На самом деле, боялся я не будущего, а прошлого. Даже все кошмары моего пути ползком среди мертвых рептилий и допотопных фресок, на глубине многих миль под известным мне миром, приведшего меня в иной мир, мир туманного, призрачного света, не могли сравниться со смертным ужасом, что внушал мне древний дух этого места. Древний столь неизмеримо, что, казалось, им пропитаны были эти камни, эти храмы безымянного города, свидетеля времен океанов и континентов, забытых человечеством, но невероятным образом сохранившихся на стенах, где порой мелькали смутно знакомые очертания. О том, что случилось со времен написания последнего из этих полотен, после краха презиравшей смерть расы, не мог поведать никто из людей. В этих кавернах и в сверкающей подо мной пучине некогда бурлила жизнь, теперь же я был один среди памятников прошлого, и я дрожал при мысли о том, сколько бессчетных веков они несли здесь свою безмолвную стражу.

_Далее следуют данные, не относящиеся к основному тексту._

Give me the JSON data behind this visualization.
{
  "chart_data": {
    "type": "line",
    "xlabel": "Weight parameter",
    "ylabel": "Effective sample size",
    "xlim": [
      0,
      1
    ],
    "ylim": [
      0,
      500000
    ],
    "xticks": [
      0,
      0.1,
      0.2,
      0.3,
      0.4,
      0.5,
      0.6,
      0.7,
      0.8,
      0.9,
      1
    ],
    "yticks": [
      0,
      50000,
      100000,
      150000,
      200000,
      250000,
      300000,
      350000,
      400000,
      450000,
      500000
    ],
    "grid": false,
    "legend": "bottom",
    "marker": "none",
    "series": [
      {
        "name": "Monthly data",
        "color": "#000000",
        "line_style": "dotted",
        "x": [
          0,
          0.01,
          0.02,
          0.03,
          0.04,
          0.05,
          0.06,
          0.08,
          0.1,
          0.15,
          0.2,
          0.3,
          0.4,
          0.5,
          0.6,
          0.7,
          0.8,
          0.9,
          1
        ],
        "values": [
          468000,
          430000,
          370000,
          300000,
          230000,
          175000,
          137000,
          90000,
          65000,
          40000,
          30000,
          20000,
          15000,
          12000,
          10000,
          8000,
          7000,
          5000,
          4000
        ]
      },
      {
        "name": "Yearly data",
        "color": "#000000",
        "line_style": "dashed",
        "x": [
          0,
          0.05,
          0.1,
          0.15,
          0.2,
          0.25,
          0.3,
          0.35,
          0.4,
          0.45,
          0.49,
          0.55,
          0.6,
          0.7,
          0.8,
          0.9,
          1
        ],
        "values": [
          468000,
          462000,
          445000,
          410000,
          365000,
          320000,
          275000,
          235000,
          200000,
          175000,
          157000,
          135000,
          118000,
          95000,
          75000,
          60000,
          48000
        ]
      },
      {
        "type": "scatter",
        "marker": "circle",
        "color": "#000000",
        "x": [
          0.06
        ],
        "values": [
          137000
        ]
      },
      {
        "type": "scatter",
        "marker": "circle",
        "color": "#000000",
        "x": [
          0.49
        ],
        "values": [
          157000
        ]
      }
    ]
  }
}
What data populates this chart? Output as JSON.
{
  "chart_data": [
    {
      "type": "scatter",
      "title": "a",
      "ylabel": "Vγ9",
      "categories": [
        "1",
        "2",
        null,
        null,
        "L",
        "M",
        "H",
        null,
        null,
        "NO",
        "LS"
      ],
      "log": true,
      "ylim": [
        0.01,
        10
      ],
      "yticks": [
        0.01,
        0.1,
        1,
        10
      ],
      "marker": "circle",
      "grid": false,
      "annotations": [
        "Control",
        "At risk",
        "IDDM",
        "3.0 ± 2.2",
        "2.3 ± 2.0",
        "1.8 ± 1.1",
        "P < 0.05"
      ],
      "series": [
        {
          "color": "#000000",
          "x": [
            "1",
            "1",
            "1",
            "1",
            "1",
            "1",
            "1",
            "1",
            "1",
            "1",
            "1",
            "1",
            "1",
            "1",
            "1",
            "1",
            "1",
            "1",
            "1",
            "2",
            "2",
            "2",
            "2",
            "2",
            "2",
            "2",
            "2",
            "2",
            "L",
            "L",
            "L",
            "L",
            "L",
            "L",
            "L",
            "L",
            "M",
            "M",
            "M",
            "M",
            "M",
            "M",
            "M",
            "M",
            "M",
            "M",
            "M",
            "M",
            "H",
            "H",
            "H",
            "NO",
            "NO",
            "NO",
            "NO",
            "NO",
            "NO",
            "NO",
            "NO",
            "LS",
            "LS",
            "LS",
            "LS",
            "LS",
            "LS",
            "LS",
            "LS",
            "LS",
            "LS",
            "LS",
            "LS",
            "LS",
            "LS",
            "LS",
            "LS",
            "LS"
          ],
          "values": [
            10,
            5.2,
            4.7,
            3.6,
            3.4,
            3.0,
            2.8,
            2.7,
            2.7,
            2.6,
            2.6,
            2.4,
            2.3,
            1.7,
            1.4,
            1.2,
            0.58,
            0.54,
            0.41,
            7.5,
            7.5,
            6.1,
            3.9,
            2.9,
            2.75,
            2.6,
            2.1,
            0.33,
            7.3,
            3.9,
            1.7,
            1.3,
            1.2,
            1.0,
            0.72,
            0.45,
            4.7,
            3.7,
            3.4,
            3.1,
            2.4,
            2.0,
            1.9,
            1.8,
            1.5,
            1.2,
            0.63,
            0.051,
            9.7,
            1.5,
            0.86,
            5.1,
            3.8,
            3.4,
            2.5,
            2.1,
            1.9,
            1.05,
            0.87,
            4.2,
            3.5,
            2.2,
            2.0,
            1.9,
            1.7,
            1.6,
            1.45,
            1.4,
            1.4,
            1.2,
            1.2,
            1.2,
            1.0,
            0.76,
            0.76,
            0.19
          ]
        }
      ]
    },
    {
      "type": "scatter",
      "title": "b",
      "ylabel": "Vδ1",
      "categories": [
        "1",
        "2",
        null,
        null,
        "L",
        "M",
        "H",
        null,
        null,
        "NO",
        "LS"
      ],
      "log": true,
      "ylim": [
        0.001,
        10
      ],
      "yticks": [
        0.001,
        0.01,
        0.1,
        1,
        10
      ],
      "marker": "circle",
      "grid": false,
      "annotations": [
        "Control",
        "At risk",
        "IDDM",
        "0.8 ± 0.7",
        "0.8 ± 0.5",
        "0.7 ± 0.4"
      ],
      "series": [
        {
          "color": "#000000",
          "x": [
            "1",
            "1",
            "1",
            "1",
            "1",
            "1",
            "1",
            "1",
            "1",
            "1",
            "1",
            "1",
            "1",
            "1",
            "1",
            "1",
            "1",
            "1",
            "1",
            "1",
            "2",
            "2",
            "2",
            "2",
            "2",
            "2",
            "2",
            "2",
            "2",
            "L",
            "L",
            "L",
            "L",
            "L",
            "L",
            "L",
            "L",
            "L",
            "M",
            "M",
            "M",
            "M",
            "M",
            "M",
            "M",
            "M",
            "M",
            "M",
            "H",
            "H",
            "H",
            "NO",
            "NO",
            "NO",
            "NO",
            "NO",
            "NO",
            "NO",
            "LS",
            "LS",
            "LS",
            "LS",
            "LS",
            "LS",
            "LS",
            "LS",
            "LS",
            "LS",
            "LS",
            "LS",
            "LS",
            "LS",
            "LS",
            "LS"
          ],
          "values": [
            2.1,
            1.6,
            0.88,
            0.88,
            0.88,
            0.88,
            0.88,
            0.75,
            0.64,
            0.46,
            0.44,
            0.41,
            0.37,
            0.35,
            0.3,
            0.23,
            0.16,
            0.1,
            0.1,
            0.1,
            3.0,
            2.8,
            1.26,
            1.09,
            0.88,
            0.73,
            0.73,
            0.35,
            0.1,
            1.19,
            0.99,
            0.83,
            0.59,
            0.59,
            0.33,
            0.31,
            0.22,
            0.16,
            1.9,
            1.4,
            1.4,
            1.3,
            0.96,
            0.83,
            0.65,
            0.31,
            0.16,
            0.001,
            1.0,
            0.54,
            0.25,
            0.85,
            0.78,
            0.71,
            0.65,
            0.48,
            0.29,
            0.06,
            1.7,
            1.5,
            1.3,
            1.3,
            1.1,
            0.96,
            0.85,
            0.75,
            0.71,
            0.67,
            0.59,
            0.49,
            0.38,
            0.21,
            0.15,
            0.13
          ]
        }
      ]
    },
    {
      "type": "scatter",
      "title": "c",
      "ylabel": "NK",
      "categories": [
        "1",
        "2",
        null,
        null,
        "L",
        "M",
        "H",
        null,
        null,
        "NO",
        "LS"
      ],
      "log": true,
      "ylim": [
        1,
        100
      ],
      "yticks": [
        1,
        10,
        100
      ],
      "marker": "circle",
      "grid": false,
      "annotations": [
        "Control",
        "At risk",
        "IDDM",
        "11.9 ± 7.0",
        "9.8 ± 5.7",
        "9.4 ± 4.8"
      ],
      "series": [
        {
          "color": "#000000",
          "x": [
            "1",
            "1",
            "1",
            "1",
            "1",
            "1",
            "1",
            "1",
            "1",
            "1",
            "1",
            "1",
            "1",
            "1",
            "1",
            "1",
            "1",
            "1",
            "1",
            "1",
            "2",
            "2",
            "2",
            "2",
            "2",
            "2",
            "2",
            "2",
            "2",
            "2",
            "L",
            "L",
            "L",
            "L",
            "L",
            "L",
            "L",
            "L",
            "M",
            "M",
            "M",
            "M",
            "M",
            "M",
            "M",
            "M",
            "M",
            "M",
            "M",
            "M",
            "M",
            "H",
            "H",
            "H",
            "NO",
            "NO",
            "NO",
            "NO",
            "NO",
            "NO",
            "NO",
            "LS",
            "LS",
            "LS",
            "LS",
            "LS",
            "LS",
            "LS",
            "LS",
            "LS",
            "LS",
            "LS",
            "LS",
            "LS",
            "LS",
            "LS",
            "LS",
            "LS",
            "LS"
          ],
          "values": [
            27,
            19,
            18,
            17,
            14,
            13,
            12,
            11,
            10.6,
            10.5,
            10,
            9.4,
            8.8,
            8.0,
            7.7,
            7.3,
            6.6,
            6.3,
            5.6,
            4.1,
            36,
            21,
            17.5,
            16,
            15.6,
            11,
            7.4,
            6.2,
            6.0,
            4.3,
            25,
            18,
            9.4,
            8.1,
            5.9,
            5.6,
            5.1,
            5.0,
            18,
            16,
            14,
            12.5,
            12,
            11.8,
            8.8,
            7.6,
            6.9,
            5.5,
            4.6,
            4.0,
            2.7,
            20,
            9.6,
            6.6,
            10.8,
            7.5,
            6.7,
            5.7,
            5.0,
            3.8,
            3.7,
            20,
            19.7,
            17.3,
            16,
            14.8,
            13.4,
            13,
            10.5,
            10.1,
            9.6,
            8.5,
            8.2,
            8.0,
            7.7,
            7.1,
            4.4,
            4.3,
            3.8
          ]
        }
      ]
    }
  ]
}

Внезапно я вновь был сражен вспышкой ужаса, подобного тому, что объял меня при первом взгляде на смертную пустынную долину и безымянный город под холодной луной, и невзирая на изнеможение, я резко поднялся с пола, уставившись на черный туннель, уводивший наверх, к внешнему миру. Мной овладело то же предчувствие, как и в те ночи, когда я избегал городских стен, необъяснимое, не дававшее мне покоя. Мгновением позже я пережил еще большее потрясение, отчетливо услышав звук, нарушивший абсолютную, гробовую тишину, царившую в этих глубинах. Раздался стон, глубокий, гулкий, словно голос сонмища обреченных душ, исходивший оттуда, куда был устремлен мой взгляд. Он становился все громче, жутким эхом отзываясь в узких туннелях, и я ощутил нараставший поток холодного воздуха, вероятно, струившегося из туннелей, что вели в город наверху. Его дуновение освежило меня, и я немедленно вспомнил о бурях, что поднимались над зевом подземной бездны, стоило солнцу закатиться или взойти над горизонтом, ведь именно этот ветер открыл мне тайну этих туннелей. Взглянув на часы, я понял, что близился рассвет, и приготовился выдержать ураганный натиск ветра, что стремился обратно, чтобы вечером вновь вырваться наружу. Страх мой притупился – явления природы развеяли мрачные мысли о неизведанном.

Все неистовее становился ночной ветер, струясь навстречу земным глубинам. Я пал ничком, вцепившись в дверь, из страха быть сметенным в сияющую бездну. Однако ветер был столь силен, что я и в самом деле мог сорваться в пропасть, и в воображении моем теснились все новые ужасные картины. Натиск разъяренной стихии порождал во мне неописуемые чувства, и вновь я сравнивал себя с тем несчастным на страшной фреске, растерзанным в клочья неведомой расой, ведь в демоническом шквале, что терзал мое тело, словно когтями, я ощущал мстительный гнев, порожденный его бесплодными усилиями. Остатки рассудка покидали меня – я яростно кричал, и крик этот тонул в завываниях призраков бури. Я пытался ползти, противиться убийственному течению, но безрезультатно – медленно и неотвратимо я соскальзывал навстречу неизвестному. И вот уже разум мой сдался, и я, простершись ниц, вновь и вновь повторял загадочные строки безумца Альхазреда, кому город без имени являлся в кошмарах:

  Не мертво то, что в вечности покой  Сумело обрести, со сменою эпох поправши саму смерть.

Одним лишь неумолимым, зловещим богам пустыни ведомо, что на самом деле случилось тогда, в минуты моей неописуемой борьбы во тьме, какая преисподняя исторгла меня назад, в мир живых, где я никогда не смогу забыть, дрожа на ночном ветру, пока не уйду в забвение, или меня не поглотит нечто более ужасное. Чудовищным, невозможным, невероятным было то, что я видел, – неподвластным человеческому рассудку, разве лишь в самые черные, предрассветные часы бессонных ночей.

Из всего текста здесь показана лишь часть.